A l'extrême droite, Marine Le Pen (RN) a défendu sa "vision localiste" de l'écologie, renvoyant dos à dos les "mondialistes avec "traités de libre échange" et "éoliennes", et les "idéologues antitout" de l'écologie.
En commission, les députés ont renforcé certaines dispositions, dont le développement du vrac dans les grandes surfaces, et en ont édulcoré d'autres, comme l'article suggérant de recourir à un système de consigne pour les bouteilles en verre.

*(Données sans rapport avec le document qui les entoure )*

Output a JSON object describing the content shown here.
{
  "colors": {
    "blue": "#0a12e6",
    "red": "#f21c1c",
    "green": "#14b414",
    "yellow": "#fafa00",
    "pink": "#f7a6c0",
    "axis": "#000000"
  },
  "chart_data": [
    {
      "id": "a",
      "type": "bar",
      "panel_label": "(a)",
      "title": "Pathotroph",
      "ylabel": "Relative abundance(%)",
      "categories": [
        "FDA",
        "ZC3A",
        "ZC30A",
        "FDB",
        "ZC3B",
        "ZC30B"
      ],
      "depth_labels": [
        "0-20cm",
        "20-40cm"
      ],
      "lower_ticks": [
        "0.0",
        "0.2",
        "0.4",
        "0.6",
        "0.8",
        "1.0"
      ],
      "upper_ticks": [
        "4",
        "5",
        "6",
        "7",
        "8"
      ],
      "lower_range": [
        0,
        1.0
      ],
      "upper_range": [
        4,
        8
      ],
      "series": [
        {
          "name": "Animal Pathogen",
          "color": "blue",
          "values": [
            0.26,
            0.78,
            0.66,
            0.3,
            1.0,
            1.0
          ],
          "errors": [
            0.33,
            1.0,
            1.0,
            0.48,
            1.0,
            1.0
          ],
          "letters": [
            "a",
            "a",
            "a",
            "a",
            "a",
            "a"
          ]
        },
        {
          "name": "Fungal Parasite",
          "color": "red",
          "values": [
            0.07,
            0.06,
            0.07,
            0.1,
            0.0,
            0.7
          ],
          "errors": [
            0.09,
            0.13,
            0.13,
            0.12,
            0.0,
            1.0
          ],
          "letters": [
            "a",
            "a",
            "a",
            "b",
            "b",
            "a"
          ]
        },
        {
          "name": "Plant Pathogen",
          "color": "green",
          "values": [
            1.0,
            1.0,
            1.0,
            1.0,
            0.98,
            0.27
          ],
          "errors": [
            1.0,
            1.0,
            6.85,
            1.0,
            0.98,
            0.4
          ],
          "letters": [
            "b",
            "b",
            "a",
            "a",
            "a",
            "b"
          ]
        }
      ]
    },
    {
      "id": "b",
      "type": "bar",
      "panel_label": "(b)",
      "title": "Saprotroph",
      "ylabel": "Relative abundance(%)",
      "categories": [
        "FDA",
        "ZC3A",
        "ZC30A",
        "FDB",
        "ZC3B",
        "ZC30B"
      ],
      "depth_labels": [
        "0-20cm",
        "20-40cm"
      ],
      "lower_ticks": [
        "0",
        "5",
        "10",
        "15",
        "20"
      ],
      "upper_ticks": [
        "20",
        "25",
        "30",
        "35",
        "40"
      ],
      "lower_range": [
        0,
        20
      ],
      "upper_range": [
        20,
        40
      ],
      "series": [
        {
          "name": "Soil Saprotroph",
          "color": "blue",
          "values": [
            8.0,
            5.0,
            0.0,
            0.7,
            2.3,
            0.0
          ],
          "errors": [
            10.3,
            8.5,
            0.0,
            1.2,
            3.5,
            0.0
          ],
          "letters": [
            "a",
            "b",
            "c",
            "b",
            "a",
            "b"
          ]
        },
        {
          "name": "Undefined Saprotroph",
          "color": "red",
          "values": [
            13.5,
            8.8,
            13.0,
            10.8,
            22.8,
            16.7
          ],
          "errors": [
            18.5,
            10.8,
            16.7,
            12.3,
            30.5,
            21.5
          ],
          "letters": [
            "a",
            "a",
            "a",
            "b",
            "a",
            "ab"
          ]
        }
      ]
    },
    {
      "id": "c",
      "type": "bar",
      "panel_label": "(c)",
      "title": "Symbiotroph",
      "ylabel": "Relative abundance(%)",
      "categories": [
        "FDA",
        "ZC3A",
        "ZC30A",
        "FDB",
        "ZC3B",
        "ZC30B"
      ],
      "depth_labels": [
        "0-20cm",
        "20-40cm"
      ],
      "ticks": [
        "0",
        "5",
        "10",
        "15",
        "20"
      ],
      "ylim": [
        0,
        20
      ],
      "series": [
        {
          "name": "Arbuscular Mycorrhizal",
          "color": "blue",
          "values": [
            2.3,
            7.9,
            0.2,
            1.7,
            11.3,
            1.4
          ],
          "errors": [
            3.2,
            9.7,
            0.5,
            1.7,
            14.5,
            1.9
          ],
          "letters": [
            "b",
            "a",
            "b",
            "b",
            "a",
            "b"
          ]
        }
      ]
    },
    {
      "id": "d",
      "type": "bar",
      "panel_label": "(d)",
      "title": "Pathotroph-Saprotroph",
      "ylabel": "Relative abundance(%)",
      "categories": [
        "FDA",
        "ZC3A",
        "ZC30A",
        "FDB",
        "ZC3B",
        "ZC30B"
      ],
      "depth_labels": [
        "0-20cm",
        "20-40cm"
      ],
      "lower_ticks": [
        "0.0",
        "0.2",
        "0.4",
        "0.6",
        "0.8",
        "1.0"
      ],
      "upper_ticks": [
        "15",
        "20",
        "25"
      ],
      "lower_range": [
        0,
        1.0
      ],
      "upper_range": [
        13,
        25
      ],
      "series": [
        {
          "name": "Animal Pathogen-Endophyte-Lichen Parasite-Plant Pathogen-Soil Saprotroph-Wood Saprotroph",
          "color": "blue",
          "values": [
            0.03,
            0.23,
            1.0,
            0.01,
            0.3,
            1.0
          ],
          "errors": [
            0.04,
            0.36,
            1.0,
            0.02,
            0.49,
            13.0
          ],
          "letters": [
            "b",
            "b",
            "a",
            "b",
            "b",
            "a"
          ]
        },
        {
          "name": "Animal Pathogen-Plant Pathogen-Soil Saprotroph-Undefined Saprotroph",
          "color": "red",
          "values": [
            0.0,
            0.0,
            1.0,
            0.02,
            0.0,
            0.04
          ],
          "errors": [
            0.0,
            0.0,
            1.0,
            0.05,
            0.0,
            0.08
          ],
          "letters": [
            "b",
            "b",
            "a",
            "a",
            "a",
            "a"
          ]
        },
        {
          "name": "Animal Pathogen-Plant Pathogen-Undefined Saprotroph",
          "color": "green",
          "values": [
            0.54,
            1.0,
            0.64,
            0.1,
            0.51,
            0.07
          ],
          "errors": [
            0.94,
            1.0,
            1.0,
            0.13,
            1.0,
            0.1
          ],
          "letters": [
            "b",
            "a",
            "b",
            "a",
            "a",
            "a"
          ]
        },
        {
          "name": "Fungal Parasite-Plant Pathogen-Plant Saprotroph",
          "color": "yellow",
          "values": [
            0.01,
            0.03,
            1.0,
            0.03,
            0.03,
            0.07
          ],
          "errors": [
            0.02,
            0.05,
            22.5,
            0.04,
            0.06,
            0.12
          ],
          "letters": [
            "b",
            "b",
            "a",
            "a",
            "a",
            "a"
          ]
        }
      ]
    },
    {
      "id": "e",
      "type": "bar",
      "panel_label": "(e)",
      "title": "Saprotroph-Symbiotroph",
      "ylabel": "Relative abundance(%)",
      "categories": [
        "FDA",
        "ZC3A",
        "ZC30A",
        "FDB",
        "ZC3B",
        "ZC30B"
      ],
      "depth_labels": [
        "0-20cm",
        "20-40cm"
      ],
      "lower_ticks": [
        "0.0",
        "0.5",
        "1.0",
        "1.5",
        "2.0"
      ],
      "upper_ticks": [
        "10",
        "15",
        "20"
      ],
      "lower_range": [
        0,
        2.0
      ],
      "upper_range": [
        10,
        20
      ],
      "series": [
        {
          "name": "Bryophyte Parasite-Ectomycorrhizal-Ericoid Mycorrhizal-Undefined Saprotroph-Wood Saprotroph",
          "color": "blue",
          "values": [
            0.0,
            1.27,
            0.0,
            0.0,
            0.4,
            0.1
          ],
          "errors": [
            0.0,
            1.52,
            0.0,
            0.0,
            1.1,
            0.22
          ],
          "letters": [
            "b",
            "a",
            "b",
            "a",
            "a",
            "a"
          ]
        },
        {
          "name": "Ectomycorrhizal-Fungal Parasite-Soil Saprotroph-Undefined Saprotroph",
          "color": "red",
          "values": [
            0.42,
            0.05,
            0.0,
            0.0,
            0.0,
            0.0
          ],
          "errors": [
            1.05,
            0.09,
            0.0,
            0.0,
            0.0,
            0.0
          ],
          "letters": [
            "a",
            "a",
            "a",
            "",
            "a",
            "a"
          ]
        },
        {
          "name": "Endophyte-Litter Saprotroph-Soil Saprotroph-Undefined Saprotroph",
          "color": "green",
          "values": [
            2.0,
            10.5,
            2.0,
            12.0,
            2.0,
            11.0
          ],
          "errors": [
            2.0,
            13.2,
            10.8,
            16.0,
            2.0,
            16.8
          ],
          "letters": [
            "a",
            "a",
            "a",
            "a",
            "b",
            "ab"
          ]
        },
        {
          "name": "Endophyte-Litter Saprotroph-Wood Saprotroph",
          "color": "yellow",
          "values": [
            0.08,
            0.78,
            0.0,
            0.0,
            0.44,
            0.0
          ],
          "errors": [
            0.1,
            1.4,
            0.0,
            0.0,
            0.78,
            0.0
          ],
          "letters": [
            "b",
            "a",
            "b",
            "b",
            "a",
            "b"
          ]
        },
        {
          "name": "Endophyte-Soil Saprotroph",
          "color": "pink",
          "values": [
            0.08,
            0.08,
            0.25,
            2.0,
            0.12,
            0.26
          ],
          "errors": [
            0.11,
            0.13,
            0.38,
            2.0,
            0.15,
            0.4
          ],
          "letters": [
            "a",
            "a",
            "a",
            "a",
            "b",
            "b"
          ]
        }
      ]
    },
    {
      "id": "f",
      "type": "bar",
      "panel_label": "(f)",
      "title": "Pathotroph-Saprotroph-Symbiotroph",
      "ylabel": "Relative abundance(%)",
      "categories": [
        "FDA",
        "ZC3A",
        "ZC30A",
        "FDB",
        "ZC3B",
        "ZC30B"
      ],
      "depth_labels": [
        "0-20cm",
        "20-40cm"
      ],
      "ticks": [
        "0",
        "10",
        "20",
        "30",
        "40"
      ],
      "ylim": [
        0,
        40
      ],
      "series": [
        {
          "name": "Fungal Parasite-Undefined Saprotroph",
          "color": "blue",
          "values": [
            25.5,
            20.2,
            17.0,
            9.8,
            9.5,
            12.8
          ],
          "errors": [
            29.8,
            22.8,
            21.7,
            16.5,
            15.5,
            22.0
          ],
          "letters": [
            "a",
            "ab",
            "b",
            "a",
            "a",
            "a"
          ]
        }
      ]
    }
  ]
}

La majorité promet des "avancées" sur la rénovation thermique des logements avec une "trajectoire financière" et un "accompagnement" des ménages. Le rapporteur Mickaël Nogal a indiqué que l'interdiction de location des logements mal isolés serait étendue à ceux classés E en 2034.
Des mesures en faveur du vélo, dont l'élargissement de la prime à la conversion, sont aussi attendues. Quant au volet publicité, les députés pourraient définir plus précisément le "greenwashing" (verdissage) des entreprises, afin de mieux le sanctionner.
Pour les menus végétariens dans les cantines, sujet qui a fait récemment polémique, Matignon ne souhaite visiblement pas aller au-delà de la simple "expérimentation" d'un choix végétarien quotidien dans les collectivités volontaires, prévue dans le texte, d'après des sources parlementaires.
Au sein d'une majorité tiraillée entre son aile libérale et une frange plus écolo-compatible, Barbara Pompili, ancienne d'EELV, promeut un chemin de "crête" entre "ambition" écologique et "acceptabilité sociale".
Les députés LREM gardent en tête la crise des "gilets jaunes", née d'une taxe sur les carburants, ou la fronde des "bonnets rouges" contre l'écotaxe poids lourds, sous François Hollande.
Cette prudence était visible en commission sur des mesures sensibles comme la mise en place éventuelle d'une écotaxe régionale pour les poids lourds dans les collectivités qui le souhaitent.
Ce n'est "pas une écotaxe", mais une "contribution spécifique" réclamée par certaines régions dans une logique de "différenciation", insiste-t-on dans la majorité.
A la tribune, le LR Julien Aubert a ironisé sur cette "quasi écotaxe" qui ne dit pas son nom: "pour le citoyen, c'est bonnet rouge et rouge bonnet".